I'm going to suggest to you that it's a much more realistic endpoint which is to accept that you're feeling anxious because you really can't control it. Once you accept it, what you open up is the possibility that you can live your life coexisting with your unpleasant feelings.
In this case, we're talking about anxiety as an example, you could live your life coexisting with anxiety, rather than every time you feel anxious you have to kind of stop what you're doing and work on getting rid of your anxiety.
The story that I tell, which is a story that just occurred a few years ago, because I had been a living room musician for much of my life.
A few years ago, I decided that I was going to go out and play in public. The music that I play is mostly blues. I'm a blues pianist. I remember I used to go to these blues jams, blues jams were where musicians would go, and then musicians would just get up on stage, they would be called up and there would be a rotation.
It's very spontaneous. You might be a harmonica player or guitar player and you'd be called up and you would just get together and you just start playing with whoever else was on stage to finish the song and then maybe one of the guitar players would get off stage and another one would come up.
I had decided that that year was going to be the year that I got up on stage and played the piano in front of an audience. I waited until the last blues jam of the Year in December because the idea of playing on stage in public at a club was so terrifying to me.
I remember the moment where I was at this blues jam and I had signed up to go up and play, and the person who was running the jam said, Gregg, can you come up here and play the keyboards for us in the next couple of songs.
I remember just the huge adrenaline rush of fear and anxiety, and the tightening up of all my muscles, and just this incredible anxious response. I also remembered that there was nothing I could control about my anxiety, but to accept it.
So while I was feeling that level of fear and anxiety I was putting one foot in front of the other, walking towards the stage, getting up on the stage and sitting down behind a piano.
Within about 20 seconds, somebody said we're gonna play this song in the key of A. The next thing I knew, I was playing the piano on stage. But I had no confidence, I had an overwhelming sense of anxiety. But I was able to coexist with anxiety and do the thing that was important for me to do.
That's really what we teach people in this kind of psychology is to be able to coexist with depression, with fear, with anxiety, with shyness, with loneliness, whatever challenging feeling that you're facing, and continue to live your life based on what's important for you to do so that you don't give up your life when you're faced with a difficult or an uncomfortable feeling.
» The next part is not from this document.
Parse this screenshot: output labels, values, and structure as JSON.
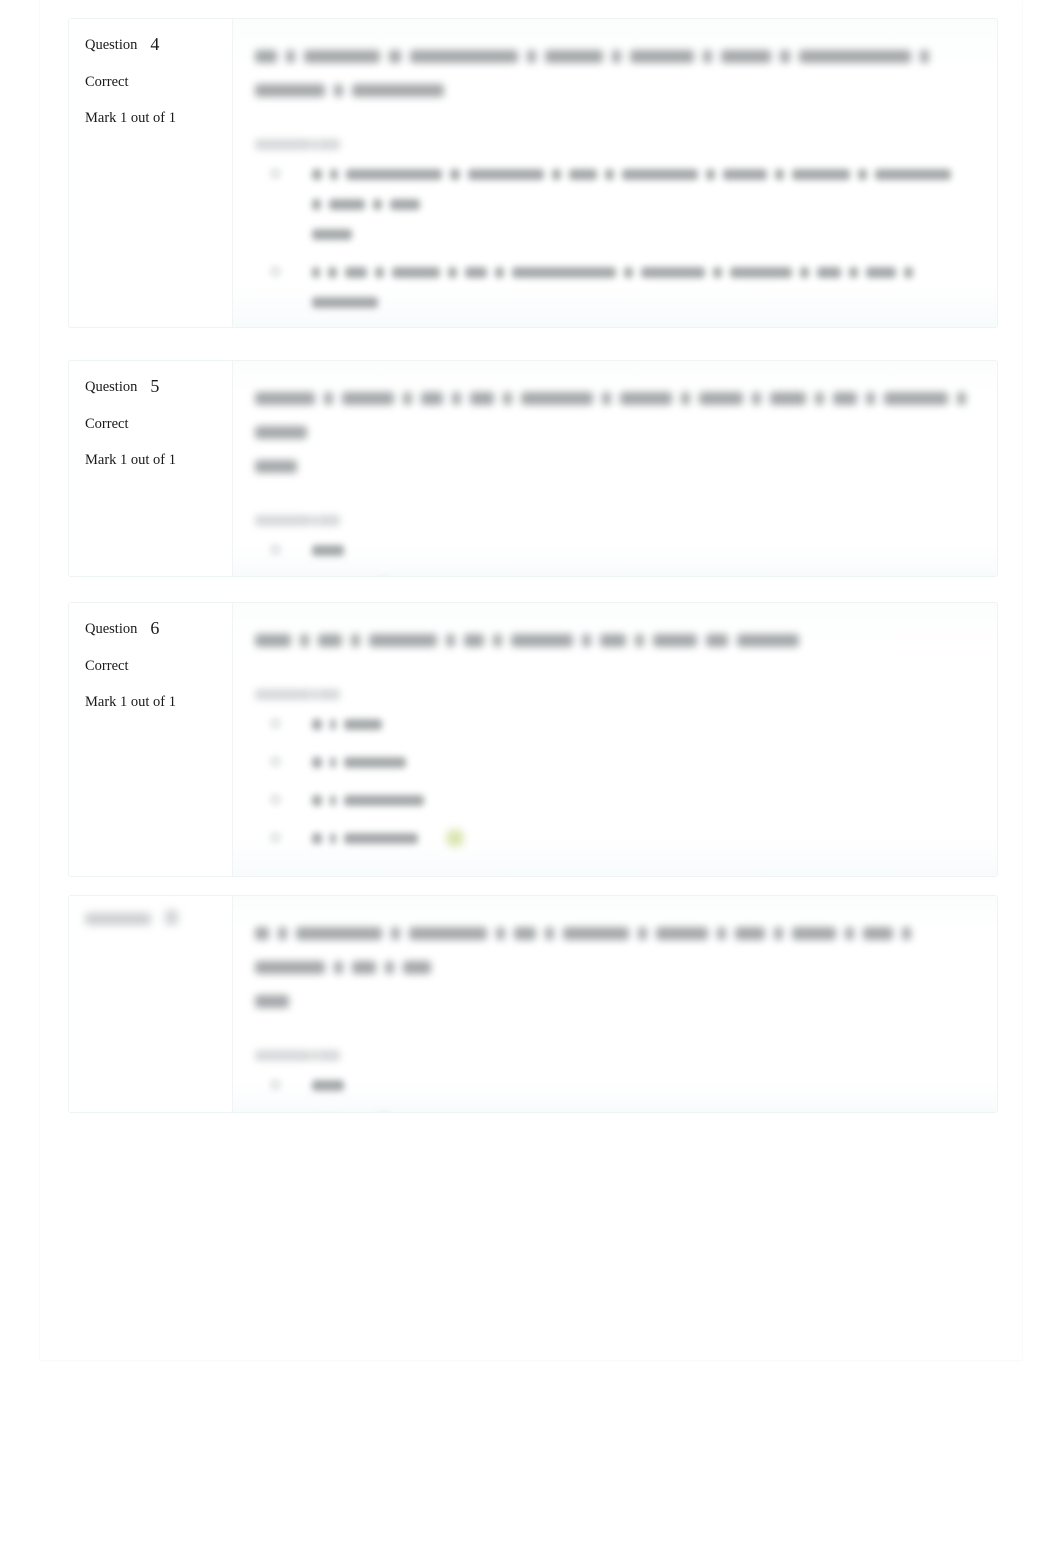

We're in that situation with our anxiety over the pandemic, over the virus, where we find ourselves in fear of our health, family's health, we find ourselves anxious about our jobs.
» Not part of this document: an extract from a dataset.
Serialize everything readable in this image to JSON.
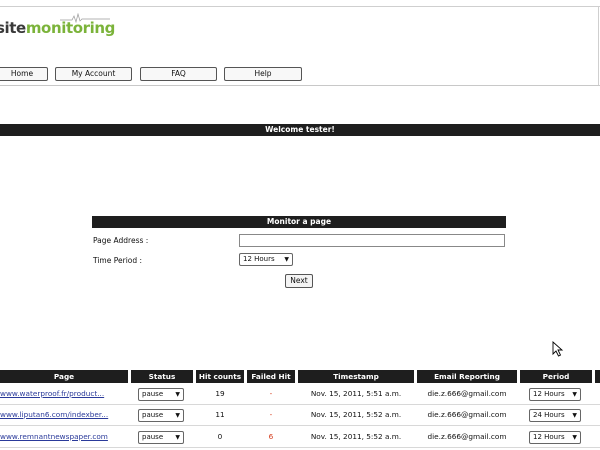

There are all kinds of circumstances stimulating, fear and anxiety. So it's a wonderful time to practice this, to learn how to coexist with that. Look at what's important for us to do again, it comes back to this issue of what can we control? We can't control our feelings.
So what do we do? We accept them, but we can control how we conduct ourselves. So what do we do? We go shopping for food, we put some of the food into a food bank box at the door, people who can't afford food, we Skype with our mother or our sister or something to see how they're doing.
We do our work even though we're constantly feeling distracted. We wash the dishes, we clean the house, we do the things that are important for us to do, feeling anxious, feeling afraid and there's great empowerment that comes from that approach to life.
As opposed to feeling that whenever we're faced with anxiety or fear, we're kind of at its mercy. So it's a very different approach to anxiety and fear. I think it's an approach that is a great fit for the challenges that we're facing in this pandemic.